27 日本海の死闘 1

その日は普通に学校に行って普通に午前中の授業を終わらせた。お昼ごはんを食べに食堂に向かう途中でケイスケが慌てて走ってきた。そして俺を友達から引き剥がしてから、テロリストがまた出た、云々の話をする。
それはとても寒い日だった。
俺が住んでるところは偶然にもそうでもなかったけど日本海側はすべからく1メートル級の積雪、それ以外の平野部でも10センチは積もるというニュースを今朝やっていた。
このクソ寒い日でもテロをしようとする奴はするんだろうな。どういう神経してるのやら。そして、テロリストというとどうしてもスカーレットの事が頭に思い浮かんでくる。次こそは仕留める!!なんて思っていたら、ケイスケも何が起こっているのかよくわからないと言うのだ。

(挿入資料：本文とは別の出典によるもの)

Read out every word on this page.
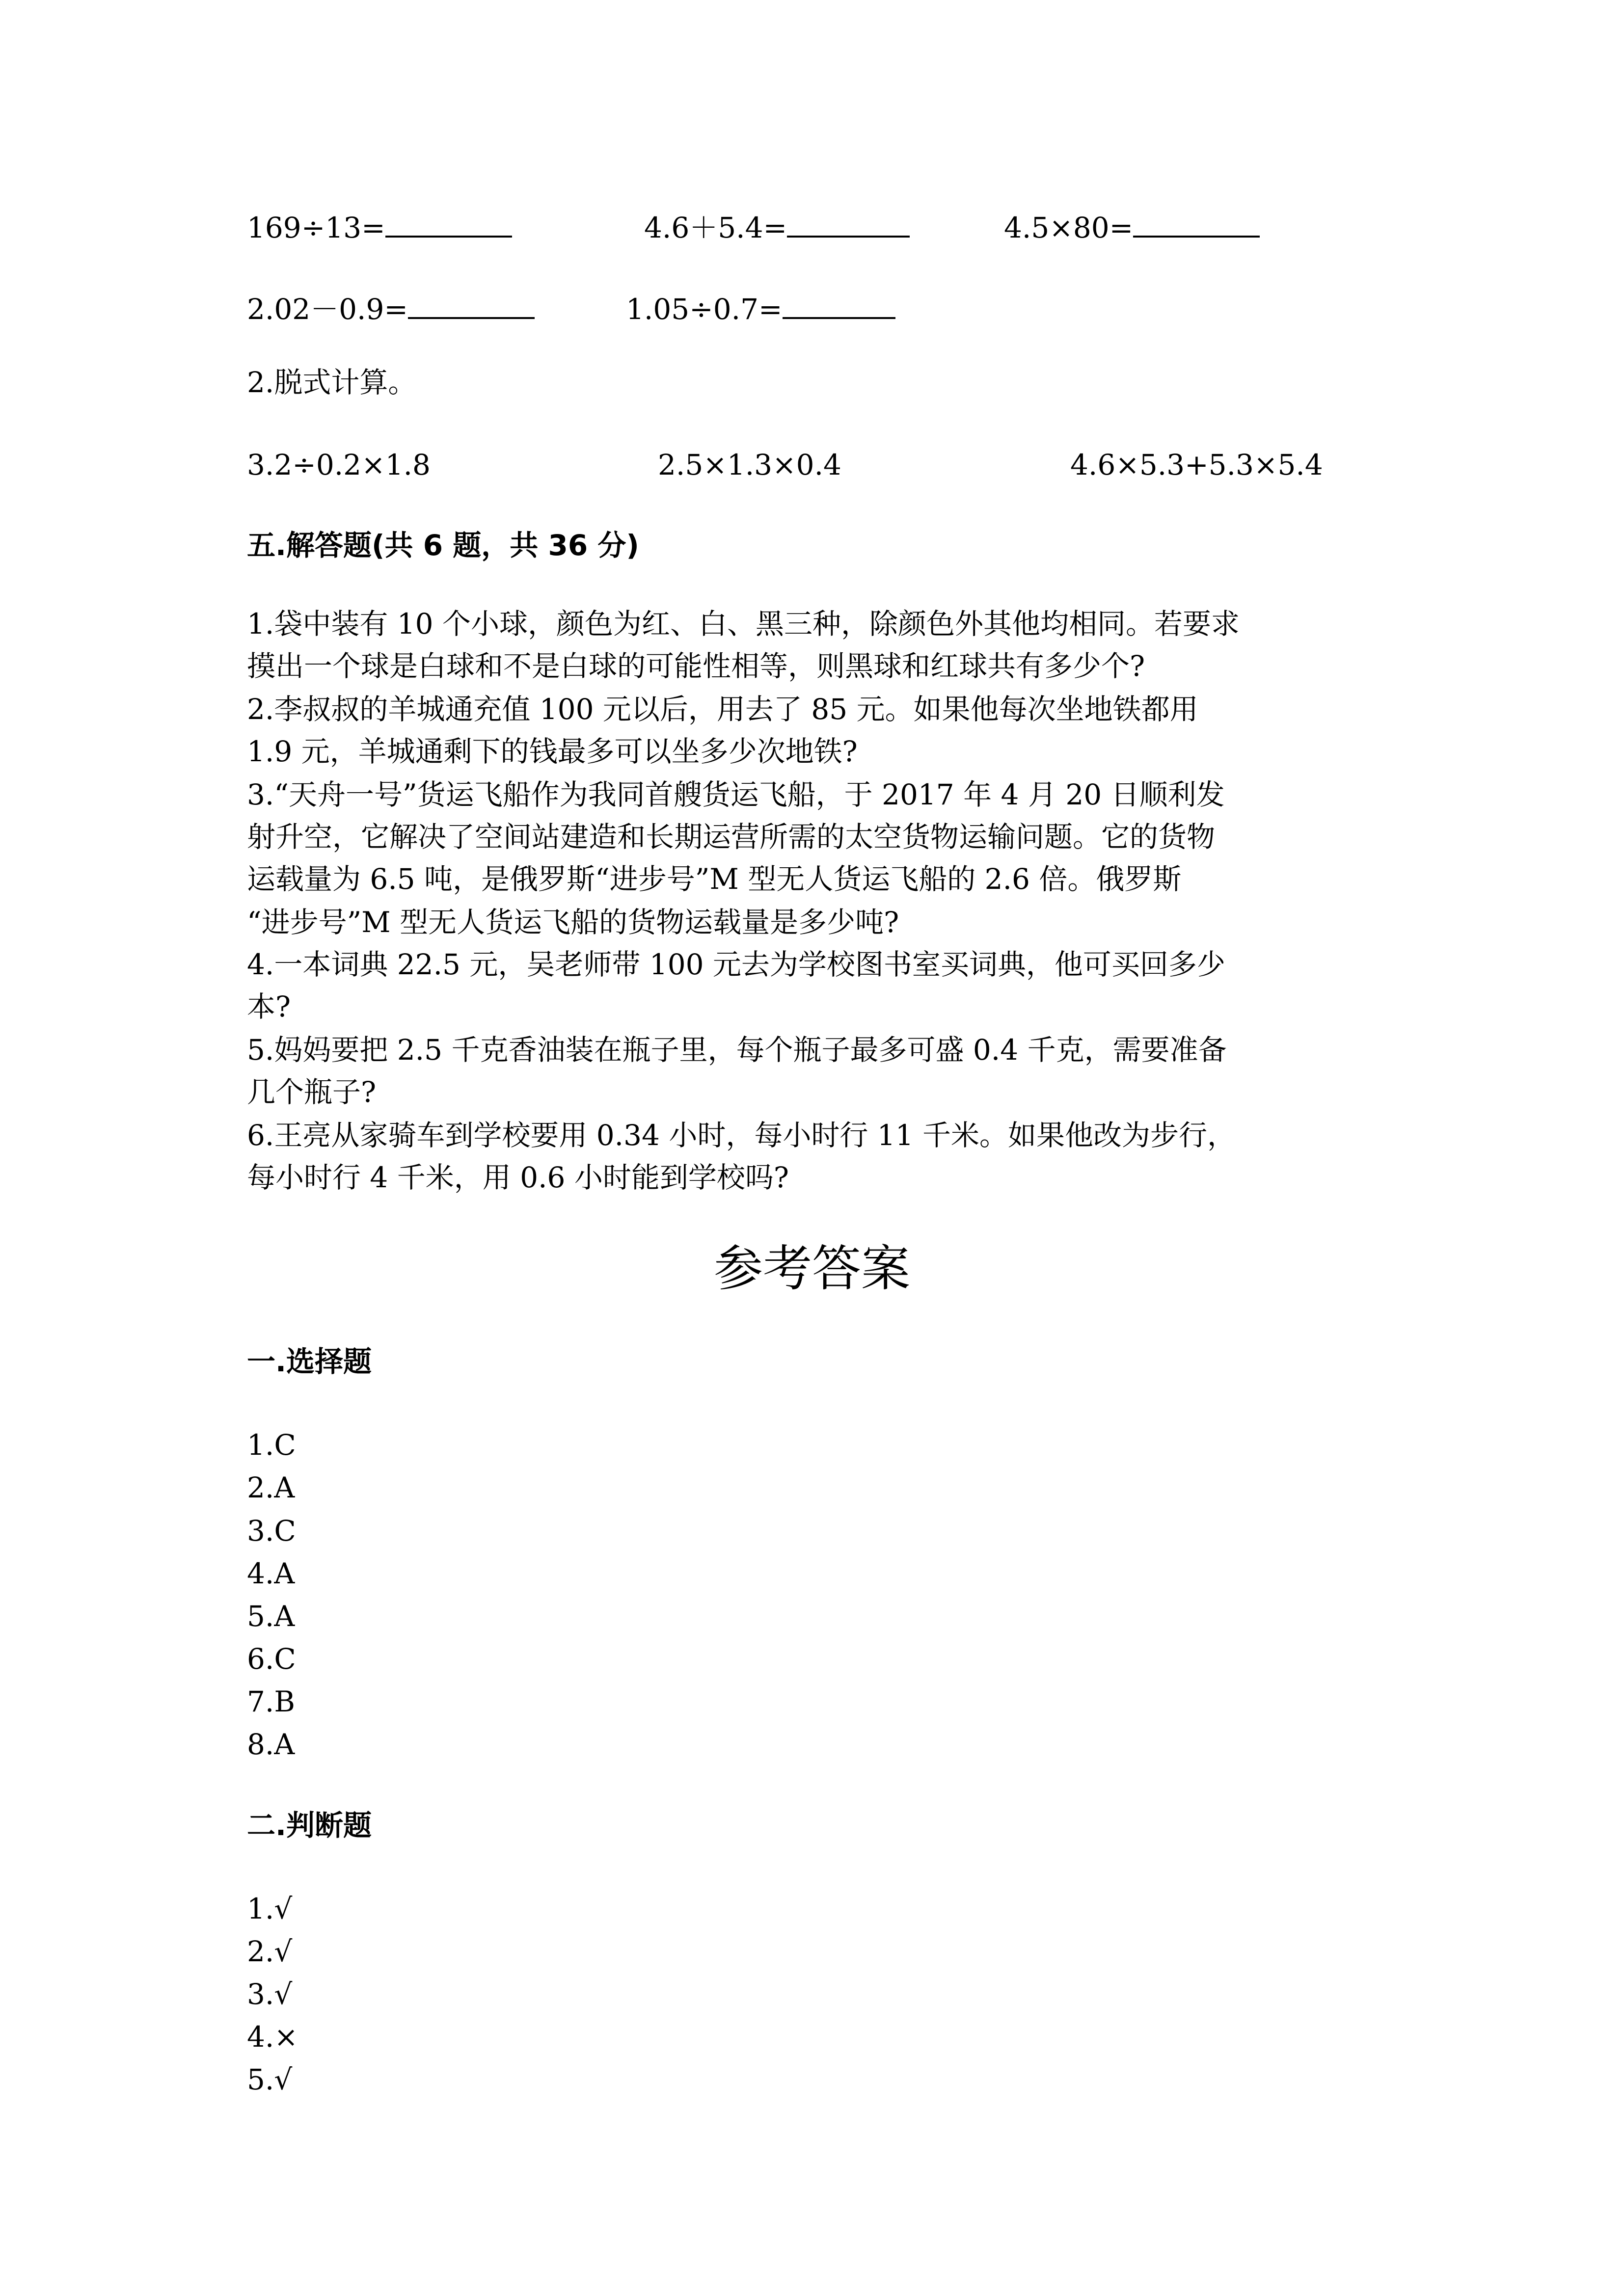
169÷13=	4.6＋5.4=	4.5×80=
2.02－0.9=	1.05÷0.7=
2.脱式计算。
3.2÷0.2×1.8	2.5×1.3×0.4	4.6×5.3+5.3×5.4
五.解答题(共 6 题，共 36 分)
1.袋中装有 10 个小球，颜色为红、白、黑三种，除颜色外其他均相同。若要求
摸出一个球是白球和不是白球的可能性相等，则黑球和红球共有多少个?
2.李叔叔的羊城通充值 100 元以后，用去了 85 元。如果他每次坐地铁都用
1.9 元，羊城通剩下的钱最多可以坐多少次地铁?
3.“天舟一号”货运飞船作为我同首艘货运飞船，于 2017 年 4 月 20 日顺利发
射升空，它解决了空间站建造和长期运营所需的太空货物运输问题。它的货物
运载量为 6.5 吨，是俄罗斯“进步号”M 型无人货运飞船的 2.6 倍。俄罗斯
“进步号”M 型无人货运飞船的货物运载量是多少吨?
4.一本词典 22.5 元，吴老师带 100 元去为学校图书室买词典，他可买回多少
本?
5.妈妈要把 2.5 千克香油装在瓶子里，每个瓶子最多可盛 0.4 千克，需要准备
几个瓶子?
6.王亮从家骑车到学校要用 0.34 小时，每小时行 11 千米。如果他改为步行，
每小时行 4 千米，用 0.6 小时能到学校吗?
参考答案
一.选择题
1.C
2.A
3.C
4.A
5.A
6.C
7.B
8.A
二.判断题
1.√
2.√
3.√
4.×
5.√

とにかく『悠長に構えている時間はない』という緊迫した雰囲気が伝わってくる。それはケイスケからもミサトさんからも。
ヘリで南軍の基地に向かった後はアサルトシップで現地に降下するという作戦だった。前回、米軍の基地に降下した時は輸送機だったけど今回はそういう翼のある航空機ではなくてグラビティコントロールを行って飛行を行うタイプの航空機だという事から緊急性がある事だというのがわかる。アサルトシップ(強襲艦)は映画の中で登場しているのを見ただけで実際のそれは基地の中で動いてない状態のを見たことがあるだけだ。種類も様々で洋上の駆逐艦ぐらいのサイズもあればヘリと同じぐらいのものもある。
南軍の基地でそれに乗り込む際には既に宙に浮いている状態だった。この航空機はエンジンがオンの状態では既に離陸しているのだ。ヘリよりかは二回りぐらい大きく、今回は輸送を行うだけの任務にも関わらずミサイルやら機関砲などの重装備だった。そういや映画の中でもこれが爆撃などの役割もしていたかな。この航空機の特徴としてどんなに派手な飛行をしても搭乗者には重力の変化を感じない事がある。これも映画の中の知識だけどね。やっぱりそれも当たっていて、乗り込んで基地を飛び立った時も身体に重力の変化を感じる事は無かった。
ソレでの移動途中。
「キミカちゃん、今情報が入ったわ」
「うん」
「国籍不明の不審船数隻が浅茅湾(あそう)沖に現れたそうよ。船には難民らしき人々が乗せられてる。海上保安庁の巡視艇が不審船を拿捕しようとした時に、正体不明のアンドロイドらしきものが攻撃を仕掛けてきたらしいわ」
「不審船の中に潜んでいたって事?」
「いいえ。どこからともなく現れたそうよ。難民に向かって攻撃を仕掛けてる。攻撃許可を貰った巡視船が応戦したんだけど、まったく歯がたたないらしいわ…キミカちゃん。話を聞いただけでも強敵よ」
「武器もちゃんとあるの確認したし。大暴れしてもOK?」
「もちろんよ。でも、危なくなったら逃げて」
「軍からもイージス艦とかの協力はあるの?前回みたいに」
「それは…」
言うのを躊躇うミサトさん
ケイスケが言う。
「今回は軍の協力は得られない…。キミカちゃんが呼ばれたのはそういう事もあるんですにぃ…」
「え?」
「海の上の国境付近での戦闘だと、後々、色々な方面から面倒な事になるんですにぃ。国際的な意味で」
「人の命が掛かってるのに、一番力がある軍が出れないってどういう事なの…ったく、政治とかつまんない理由で」
「キミカちゃん!」
ケイスケが俺の手を握ってくる。
「は、はい…?」
「もし危なかったら逃げてくだしぁ…」
「大丈夫〜大丈夫〜」
そう、俺の敵に対する認識は『スカーレット』という敵を今まで知っているから、正体不明の敵が現れたとしても、まずはレベルだったのだ。